Q: Wow, that's quite a list.
A: Yeah, like I said, the pregnancy hormones ramp everything up to overdrive. My brain is now just a swamp of emotions, and I haven't had a coherent thought in four months.
Q: So, um, are you excited?
A: You better believe it. I'm excited to meet this new person—this brand new person, who never existed before! I'm excited for story time, and for introducing them to books I read when I was a kid. I'm excited to watch my husband tuck them into bed at night. I'm excited for family outings to the zoo and the aquarium. I'm excited for all the milestones: first smile, first word, first brunch, first bike ride.
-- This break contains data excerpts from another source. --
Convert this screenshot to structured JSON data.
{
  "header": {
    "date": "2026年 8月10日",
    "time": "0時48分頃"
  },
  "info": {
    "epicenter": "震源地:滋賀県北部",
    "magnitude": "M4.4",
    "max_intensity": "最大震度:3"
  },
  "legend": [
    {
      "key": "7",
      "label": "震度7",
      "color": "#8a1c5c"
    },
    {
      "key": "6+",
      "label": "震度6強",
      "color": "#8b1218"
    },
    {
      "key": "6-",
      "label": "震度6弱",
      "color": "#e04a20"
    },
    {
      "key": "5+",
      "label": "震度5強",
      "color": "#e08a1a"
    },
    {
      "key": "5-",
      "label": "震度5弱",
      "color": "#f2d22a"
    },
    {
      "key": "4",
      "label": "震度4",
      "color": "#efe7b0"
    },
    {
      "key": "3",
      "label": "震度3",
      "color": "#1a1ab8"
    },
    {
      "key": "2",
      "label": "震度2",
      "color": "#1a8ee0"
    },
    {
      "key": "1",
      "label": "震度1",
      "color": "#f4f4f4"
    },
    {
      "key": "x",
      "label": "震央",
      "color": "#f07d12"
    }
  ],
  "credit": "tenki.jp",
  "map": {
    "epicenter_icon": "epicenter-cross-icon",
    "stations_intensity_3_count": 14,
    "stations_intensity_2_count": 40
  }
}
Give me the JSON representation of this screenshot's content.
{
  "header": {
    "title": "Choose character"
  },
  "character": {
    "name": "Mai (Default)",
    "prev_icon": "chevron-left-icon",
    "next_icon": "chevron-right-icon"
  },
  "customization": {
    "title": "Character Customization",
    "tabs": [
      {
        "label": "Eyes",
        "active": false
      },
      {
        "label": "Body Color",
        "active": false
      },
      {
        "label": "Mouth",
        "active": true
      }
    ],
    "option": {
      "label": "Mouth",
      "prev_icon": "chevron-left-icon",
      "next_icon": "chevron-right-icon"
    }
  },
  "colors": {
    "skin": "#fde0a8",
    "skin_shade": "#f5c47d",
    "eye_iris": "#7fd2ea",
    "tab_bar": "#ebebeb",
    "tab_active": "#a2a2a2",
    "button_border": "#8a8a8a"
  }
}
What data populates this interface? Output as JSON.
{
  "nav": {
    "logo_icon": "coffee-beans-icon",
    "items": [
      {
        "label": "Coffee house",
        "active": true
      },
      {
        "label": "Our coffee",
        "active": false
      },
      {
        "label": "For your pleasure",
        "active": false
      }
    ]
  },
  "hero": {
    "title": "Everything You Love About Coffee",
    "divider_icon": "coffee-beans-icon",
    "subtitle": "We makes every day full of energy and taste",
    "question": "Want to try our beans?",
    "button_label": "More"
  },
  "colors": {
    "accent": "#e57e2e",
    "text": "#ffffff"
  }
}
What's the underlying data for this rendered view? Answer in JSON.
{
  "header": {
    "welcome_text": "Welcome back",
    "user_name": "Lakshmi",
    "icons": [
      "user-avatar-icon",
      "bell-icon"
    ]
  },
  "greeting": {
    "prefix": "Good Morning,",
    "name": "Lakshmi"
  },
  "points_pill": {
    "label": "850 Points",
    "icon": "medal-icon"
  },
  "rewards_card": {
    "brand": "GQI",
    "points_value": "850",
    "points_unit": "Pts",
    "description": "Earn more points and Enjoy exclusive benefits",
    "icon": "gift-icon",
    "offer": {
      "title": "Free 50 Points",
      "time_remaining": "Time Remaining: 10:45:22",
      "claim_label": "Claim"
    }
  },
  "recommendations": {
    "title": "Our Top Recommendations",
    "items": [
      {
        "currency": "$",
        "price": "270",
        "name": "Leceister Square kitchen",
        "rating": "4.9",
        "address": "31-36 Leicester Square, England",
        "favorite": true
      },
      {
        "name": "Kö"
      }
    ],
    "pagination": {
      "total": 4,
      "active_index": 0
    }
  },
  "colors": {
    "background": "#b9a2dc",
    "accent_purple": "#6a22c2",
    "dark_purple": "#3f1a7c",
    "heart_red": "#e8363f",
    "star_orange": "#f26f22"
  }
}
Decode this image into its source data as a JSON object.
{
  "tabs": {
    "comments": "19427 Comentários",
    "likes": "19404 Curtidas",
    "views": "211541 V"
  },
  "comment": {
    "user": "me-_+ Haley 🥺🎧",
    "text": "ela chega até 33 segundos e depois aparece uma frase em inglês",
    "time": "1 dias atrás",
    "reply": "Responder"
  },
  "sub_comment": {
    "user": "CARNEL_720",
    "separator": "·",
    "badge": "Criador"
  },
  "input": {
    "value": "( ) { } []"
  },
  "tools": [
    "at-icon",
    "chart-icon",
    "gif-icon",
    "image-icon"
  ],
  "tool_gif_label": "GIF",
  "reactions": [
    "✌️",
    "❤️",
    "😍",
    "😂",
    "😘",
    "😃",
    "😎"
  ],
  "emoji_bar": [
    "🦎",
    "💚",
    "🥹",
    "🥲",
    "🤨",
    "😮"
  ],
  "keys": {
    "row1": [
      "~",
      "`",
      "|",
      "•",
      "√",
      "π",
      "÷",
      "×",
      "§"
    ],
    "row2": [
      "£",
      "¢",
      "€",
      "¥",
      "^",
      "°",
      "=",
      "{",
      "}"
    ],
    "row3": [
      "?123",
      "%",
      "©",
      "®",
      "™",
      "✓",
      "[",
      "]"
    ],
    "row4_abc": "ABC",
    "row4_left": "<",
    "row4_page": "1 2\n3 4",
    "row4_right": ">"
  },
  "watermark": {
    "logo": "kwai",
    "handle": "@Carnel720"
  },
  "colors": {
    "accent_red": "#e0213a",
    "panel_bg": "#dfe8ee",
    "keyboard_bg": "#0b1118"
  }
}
I'm excited for little baby cheeks, for tiny sunhats, for bath time, for snoozing together on the couch. I'm excited for favourite blankets, for new-food faces, for living room dance parties at 6:30 PM because the kiddo goes to bed at 7. I'm excited for public tantrums at Medieval Times, for walking with them in the snow, for summer trips to Granddad and Amma's house. I'm excited to watch them grow and learn, to see new skills come up out of nowhere, to marvel at their personality quirks. I'm excited to be involved from the very start. I'm excited for a chance to fall in love. I'm excited for the chance to fall in love with M in a different way. I'm excited for their new life, and for ours.